China’s 50-Year Bond Auction Draws Least Demand Since 2009
November 16, 2013 Leave a comment
China’s 50-Year Bond Auction Draws Least Demand Since 2009
China’s sale of 50-year bonds drew the least demand since the country began issuing the securities in 2009 as economic growth slows and investors brace for a reduction in U.S. monetary stimulus. The Ministry of Finance sold at least 20 billion yuan ($3.3 billion) of notes due 2063 paying 5.31 percent, the highest yield since the nation started selling the tenor. A Bloomberg survey of five traders and analysts forecast a rate of 5.05 percent. The government received just 30.2 billion yuan in bids, compared to 42.6 billion in May, when the securities sold to yield 4.24 percent.Concerns the country’s economy is slowing and speculation the U.S. Federal Reserve will scale back stimulus have sent yields on China’s local currency bonds surging this year. Government notes pay an average 4.52 percent, the most since 2005, according to JPMorgan Chase & Co. index data.

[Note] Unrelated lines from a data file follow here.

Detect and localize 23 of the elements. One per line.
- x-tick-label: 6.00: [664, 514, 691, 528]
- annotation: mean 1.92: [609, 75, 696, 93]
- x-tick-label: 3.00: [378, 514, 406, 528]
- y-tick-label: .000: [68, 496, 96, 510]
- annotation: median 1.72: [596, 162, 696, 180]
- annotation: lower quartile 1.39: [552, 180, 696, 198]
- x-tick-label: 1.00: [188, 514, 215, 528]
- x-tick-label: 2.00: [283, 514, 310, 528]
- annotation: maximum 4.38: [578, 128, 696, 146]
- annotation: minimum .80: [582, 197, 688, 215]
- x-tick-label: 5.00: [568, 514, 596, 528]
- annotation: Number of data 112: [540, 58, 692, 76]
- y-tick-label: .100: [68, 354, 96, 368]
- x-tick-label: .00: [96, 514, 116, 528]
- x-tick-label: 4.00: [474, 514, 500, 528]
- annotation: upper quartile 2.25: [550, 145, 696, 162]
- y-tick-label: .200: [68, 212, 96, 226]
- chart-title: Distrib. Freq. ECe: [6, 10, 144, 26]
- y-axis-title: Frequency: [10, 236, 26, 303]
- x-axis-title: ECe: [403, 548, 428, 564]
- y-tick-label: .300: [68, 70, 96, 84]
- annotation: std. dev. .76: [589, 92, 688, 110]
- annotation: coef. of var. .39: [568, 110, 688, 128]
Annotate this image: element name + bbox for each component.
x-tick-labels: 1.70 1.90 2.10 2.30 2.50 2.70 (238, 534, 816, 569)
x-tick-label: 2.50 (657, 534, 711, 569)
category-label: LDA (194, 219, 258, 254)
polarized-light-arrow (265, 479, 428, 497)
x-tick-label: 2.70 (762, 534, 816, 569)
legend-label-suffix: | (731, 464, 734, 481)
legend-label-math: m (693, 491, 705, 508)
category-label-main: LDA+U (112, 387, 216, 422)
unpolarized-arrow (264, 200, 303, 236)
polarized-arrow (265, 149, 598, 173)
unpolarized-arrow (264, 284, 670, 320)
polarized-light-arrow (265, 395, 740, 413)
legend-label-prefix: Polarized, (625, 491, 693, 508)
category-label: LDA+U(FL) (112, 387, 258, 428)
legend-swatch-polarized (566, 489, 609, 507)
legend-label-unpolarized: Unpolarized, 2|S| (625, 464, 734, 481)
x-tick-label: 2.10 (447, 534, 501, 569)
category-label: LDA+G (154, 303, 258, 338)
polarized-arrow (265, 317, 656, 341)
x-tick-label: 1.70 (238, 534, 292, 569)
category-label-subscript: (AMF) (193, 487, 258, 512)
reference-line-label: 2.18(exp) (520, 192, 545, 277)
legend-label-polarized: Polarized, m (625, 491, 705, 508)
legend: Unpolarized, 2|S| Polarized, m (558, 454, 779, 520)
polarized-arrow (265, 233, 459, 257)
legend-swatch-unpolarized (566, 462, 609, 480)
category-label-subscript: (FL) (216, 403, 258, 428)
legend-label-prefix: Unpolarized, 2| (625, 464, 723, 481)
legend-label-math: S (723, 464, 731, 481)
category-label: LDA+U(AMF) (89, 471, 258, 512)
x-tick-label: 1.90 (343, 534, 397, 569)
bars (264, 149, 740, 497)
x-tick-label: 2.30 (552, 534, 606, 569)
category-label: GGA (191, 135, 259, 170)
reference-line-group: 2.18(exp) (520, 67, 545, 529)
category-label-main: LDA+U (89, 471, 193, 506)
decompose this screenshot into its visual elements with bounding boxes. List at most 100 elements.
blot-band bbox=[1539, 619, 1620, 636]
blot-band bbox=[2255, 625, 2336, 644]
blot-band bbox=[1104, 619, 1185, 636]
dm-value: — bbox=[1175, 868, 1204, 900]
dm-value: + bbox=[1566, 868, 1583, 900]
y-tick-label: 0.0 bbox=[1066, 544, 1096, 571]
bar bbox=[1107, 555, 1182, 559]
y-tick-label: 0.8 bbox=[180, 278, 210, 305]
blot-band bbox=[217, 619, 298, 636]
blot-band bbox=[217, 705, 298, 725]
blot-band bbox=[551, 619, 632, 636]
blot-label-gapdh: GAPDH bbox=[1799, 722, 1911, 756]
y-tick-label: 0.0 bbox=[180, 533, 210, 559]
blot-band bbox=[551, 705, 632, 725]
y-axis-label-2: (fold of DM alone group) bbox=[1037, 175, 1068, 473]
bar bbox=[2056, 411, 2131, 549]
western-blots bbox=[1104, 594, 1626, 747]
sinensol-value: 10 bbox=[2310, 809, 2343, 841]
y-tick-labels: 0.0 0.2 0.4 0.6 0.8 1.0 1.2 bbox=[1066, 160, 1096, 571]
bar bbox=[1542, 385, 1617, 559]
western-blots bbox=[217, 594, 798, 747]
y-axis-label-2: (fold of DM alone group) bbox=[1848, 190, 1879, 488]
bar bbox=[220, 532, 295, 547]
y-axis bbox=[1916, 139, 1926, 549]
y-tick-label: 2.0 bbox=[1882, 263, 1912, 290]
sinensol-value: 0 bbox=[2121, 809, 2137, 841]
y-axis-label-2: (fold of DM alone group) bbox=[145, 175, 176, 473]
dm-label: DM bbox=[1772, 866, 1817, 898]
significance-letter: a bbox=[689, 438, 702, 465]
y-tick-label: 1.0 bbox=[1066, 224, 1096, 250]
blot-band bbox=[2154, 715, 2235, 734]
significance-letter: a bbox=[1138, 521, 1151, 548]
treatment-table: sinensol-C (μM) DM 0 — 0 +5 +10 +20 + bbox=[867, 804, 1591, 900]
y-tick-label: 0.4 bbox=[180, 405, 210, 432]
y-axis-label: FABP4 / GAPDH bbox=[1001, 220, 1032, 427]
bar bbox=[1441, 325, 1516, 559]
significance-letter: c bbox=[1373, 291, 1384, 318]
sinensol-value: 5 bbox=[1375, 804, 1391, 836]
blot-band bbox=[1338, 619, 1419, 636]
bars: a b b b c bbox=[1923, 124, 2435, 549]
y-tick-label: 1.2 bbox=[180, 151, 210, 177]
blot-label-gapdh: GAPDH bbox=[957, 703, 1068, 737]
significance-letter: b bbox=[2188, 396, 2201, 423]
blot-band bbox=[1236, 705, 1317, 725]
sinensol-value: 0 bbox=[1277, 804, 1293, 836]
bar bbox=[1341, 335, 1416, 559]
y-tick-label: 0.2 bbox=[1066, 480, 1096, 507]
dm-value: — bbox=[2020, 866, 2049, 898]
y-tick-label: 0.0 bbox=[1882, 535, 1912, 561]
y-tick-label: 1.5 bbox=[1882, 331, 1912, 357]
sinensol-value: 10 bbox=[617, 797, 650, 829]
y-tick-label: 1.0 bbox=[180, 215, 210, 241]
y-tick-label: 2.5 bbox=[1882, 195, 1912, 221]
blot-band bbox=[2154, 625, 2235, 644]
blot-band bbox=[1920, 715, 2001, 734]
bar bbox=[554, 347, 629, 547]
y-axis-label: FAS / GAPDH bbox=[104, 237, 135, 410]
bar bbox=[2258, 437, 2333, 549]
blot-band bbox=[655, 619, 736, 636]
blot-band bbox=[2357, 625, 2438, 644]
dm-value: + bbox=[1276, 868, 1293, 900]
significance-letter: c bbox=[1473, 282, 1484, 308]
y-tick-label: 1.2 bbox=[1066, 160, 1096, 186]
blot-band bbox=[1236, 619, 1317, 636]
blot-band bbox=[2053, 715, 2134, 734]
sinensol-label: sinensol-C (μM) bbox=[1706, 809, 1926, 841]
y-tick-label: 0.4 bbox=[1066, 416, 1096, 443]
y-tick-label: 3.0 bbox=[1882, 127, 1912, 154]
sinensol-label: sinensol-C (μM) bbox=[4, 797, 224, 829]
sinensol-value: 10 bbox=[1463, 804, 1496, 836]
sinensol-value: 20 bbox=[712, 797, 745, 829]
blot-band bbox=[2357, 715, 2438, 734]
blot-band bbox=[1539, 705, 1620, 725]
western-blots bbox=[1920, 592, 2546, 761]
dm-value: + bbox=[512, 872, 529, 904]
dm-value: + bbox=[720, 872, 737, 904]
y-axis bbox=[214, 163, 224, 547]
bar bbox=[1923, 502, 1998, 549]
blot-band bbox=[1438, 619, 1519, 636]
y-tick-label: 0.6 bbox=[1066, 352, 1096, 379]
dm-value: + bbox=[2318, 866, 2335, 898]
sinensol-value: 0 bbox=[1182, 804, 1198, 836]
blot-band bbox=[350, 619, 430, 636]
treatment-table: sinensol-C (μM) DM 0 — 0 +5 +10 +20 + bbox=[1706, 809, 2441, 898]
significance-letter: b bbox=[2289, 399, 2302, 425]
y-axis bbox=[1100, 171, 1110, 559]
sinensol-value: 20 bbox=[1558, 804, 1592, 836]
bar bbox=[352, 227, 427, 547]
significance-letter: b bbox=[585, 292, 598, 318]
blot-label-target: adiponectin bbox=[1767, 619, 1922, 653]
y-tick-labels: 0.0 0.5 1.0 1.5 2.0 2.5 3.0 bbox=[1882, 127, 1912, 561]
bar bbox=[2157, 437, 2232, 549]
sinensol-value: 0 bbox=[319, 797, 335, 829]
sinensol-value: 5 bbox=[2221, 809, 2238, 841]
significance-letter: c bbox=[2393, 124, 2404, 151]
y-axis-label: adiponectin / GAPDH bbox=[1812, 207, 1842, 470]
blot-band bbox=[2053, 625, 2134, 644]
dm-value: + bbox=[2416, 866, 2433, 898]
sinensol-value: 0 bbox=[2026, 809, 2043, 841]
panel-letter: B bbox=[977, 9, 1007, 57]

“There are concerns about growth, reforms, other things, and you have a backdrop of negative risk ahead with tapering,” Win Thin, the global head of emerging-market strategy at Brown Brothers Harriman & Co. in New York, said in a telephone interview. “As tapering expectations pick up, emerging markets get whacked, not just in currencies, but in local bonds as well. That duration is incredibly long, so that’s even riskier. The long end is going to take the brunt of the weakness.”
China’s government today vowed to ease the country’s one-child policy, expand farmers’ land rights and encourage private investment in state businesses as part of the most sweeping changes since the 1990s, as it seeks to find new sources of growth while sustaining its grip on power.